Sunday, July 8, 2007

The Propers and the Ordinaries of the 1962 Latin Mass (with English Translation)

Many of you regular blog readers have really been wondering what all the fuss is about among those thrilled about the releasing of the restrictions upon priests in celebrating the "Tridentine Mass" (more properly called the 1962 Mass, the Mass of Pope John XXIII, or the Mass of Pius VI).

The Daily Catholic web page still lists the "Propers" (the changeable parts) and the "Ordinaries" of the Latin Mass as it was once celebrated. Be aware that the people who run the Daily Catholic site are by their own admission no longer in communion with the Pope and the Magisterium of the Roman Catholic Church. But their information relating to the celebrating of the Mass as I have linked here is correct.
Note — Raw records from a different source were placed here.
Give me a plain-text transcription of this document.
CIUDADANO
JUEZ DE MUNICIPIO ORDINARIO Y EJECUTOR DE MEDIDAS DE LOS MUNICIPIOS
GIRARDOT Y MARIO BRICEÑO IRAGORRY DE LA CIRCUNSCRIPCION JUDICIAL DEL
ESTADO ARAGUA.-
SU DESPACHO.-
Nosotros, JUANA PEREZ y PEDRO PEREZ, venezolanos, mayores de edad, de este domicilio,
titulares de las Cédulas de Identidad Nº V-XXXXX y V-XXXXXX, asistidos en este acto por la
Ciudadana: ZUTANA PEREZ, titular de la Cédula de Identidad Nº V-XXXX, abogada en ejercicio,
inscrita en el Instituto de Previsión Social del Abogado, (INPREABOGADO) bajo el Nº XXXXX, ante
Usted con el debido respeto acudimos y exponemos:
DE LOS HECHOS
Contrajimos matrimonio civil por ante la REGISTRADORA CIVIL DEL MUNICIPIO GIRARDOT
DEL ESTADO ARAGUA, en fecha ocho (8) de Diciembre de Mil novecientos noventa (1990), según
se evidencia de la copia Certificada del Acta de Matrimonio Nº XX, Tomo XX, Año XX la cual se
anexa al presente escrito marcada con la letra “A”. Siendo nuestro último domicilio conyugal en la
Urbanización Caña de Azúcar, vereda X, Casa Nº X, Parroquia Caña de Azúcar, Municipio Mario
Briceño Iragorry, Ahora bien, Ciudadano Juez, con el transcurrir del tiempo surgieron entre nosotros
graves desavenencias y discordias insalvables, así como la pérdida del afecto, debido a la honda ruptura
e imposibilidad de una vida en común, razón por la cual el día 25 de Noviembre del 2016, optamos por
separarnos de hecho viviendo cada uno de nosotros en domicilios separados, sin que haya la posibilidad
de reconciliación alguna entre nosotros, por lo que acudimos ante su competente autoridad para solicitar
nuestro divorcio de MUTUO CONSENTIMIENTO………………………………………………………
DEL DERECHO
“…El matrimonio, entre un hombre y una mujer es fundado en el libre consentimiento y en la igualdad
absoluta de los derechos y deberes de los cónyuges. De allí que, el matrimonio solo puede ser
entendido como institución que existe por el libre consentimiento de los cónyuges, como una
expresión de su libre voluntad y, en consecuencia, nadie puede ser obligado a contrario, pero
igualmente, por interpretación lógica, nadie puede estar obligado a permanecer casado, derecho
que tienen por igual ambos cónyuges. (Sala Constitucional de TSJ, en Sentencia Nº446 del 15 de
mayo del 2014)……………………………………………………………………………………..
Other information found on their site may contain errors to a lesser or greater degree.

If you have any questions about the celebration of the old Mass, I would be happy to help you understand what many eight year old boys used to be quite familiar with.

Maudie in Mandeville very kindly contributed a link to an mp3 file of two men providing the pronounciation of the words of the celebrant and the servers in the 1962 Mass. Until we find something better, it is a bit too fast, this would be a good recording for people who want to learn Latin pronounciation to begin with.

I am no expert on Latin pronounciation, but I know enough to tell you that the two Americans who recorded this are using "American" pronounciation, especially of the letter "r." When I was taught how to pronounce "r" properly, I was told to "smile" a bit when doing so. I only listened to the recording once, but I also noted that the word "totius" was pronounced the way it might seem to be pronounced, but it should be pronounced as "totsius."

Thanks, Maude. This is a great start.


An Irish priest and another Irishman have recorded the complete Mass in Latin (including some of the Proper). The pronounciation is much better, but it is more than most might desire.